Loved Baby Chicks
The photograph on the cover of your May/June issue reminded me of when I was a child and would ride to town with my mom in our 1936 International pickup to get boxes of baby chicks. Once we got them home, we would teach them to drink by dipping their little beaks in a bowl of water. They were always so fuzzy and cute. I loved to just sit and watch them.
Thinking about the chicks, of course, turned my thoughts to farm-fresh eggs. I recall listening as my mother explained to me how to tell when eggs were fresh – and when they weren’t. Mom’s sisters and our neighbors considered Mom an expert on eggs. She always said, “Whenever an egg white spreads out enough that the egg yolk sits there by itself, you know the egg is at least a week old. We don’t eat those; we dump ’em in the slop pail and feed ’em to the pigs!”
Thinking of the eggs then made me think of Mom’s cooking. She always used fresh egg whites to make angel food cake (which was the best angel food cake ever!), and she saved the egg yolks to make homemade noodles. However, she waited until the eggs were at least two or three days old before she would boil them for deviled eggs.
Life on the farm was truly educational.
June Murphy - Rio Rancho, New Mexico
What wonderful memories. Thanks for sharing them with us, June. You made us all hungry for angel food cake and homemade noodles. And you’re right. Farm life is definitely educational. – Editors
Brother Saved the Day
Reading “Spanking Turned Out to Be a Good Thing” in Heart of the Home in the May/June issue of CAPPER’S reminded me of a similar situation.

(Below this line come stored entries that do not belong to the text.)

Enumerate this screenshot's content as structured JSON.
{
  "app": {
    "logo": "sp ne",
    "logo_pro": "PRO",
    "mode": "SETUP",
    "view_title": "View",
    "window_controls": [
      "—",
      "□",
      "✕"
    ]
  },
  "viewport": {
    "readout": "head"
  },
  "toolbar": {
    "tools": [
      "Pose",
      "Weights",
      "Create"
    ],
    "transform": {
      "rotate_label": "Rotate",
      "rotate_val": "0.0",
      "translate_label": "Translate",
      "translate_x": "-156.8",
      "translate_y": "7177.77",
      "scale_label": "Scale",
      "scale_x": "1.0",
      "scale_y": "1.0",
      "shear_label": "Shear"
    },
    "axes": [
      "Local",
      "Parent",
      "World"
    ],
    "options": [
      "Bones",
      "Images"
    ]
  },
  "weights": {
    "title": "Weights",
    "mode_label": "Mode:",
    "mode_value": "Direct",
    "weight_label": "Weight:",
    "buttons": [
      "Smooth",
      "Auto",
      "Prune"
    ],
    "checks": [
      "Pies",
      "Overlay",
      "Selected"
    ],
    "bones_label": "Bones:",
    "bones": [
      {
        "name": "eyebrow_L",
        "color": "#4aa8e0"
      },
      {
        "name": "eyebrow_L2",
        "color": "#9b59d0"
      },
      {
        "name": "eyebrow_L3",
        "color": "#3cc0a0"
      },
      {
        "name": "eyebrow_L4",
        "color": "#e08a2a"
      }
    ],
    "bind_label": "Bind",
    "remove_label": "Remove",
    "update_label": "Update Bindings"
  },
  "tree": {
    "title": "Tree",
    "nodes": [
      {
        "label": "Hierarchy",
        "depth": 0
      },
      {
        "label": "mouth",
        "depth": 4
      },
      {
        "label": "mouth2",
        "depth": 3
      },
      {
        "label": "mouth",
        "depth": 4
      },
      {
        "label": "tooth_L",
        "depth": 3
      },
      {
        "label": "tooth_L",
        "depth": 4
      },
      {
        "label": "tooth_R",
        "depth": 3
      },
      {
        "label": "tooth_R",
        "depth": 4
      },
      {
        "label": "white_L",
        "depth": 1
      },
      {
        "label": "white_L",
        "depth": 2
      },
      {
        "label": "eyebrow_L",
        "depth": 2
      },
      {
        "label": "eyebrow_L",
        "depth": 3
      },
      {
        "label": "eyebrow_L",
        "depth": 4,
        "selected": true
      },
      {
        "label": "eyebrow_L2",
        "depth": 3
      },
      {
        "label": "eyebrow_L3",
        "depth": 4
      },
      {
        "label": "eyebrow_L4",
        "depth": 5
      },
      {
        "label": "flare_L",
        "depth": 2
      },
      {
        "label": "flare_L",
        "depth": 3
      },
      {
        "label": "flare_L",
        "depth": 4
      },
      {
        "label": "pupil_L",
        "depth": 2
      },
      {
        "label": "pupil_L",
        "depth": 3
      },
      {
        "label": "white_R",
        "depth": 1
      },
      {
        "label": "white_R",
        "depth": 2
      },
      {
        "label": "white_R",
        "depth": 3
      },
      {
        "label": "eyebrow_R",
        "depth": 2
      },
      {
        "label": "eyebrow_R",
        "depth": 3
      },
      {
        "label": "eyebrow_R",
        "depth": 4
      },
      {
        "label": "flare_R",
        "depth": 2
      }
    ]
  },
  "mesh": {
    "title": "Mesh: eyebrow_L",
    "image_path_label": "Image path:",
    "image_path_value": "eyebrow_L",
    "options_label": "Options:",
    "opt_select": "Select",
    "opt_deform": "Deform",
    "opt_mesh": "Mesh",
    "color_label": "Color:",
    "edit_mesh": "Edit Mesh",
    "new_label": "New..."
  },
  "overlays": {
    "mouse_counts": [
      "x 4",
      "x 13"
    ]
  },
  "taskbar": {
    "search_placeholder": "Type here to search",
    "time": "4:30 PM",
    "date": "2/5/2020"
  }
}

When they were children, my son and two daughters were playing a card game by candlelight when suddenly, my son began swatting my younger daughter’s head. She immediately began crying and hollering, “What did I do? Why are you mad at me?”
My son told her she had apparently leaned too close to the candle and her hair was on fire. Her tears stopped, and she was happy to know her brother wasn’t mad. They all went back to playing cards, but they were much more careful.
Virginia Paquet - St. Louis, Missouri
I’m writing about your fishing article in the May/June issue (“Gettin’ Fishy,” Page 72). Being a lifelong fisherman, I enjoy reading about the pleasures one derives from fishing the local streams and ponds. Growing up, I spent countless days fishing for bass, sunfish, perch and crappie.
On the other hand, I cannot agree with people who consider the walleye such a wonderful species. The most sought-after fish in the north-central United States? Well, they are sought-after here in Maine, too, but for the purpose of eradication.
The selfish few lawbreakers who illegally introduced the non-native walleye and northern pike have caused irreparable damage to the thriving native fish population of salmon and trout in the pristine waters of Maine. Let the Minnesotans, etc., have their walleye and pike. Let us have our trout and salmon.
I live near the coast and have enjoyed striped bass and bluefish fishing as well. Now that is also fun and tasty!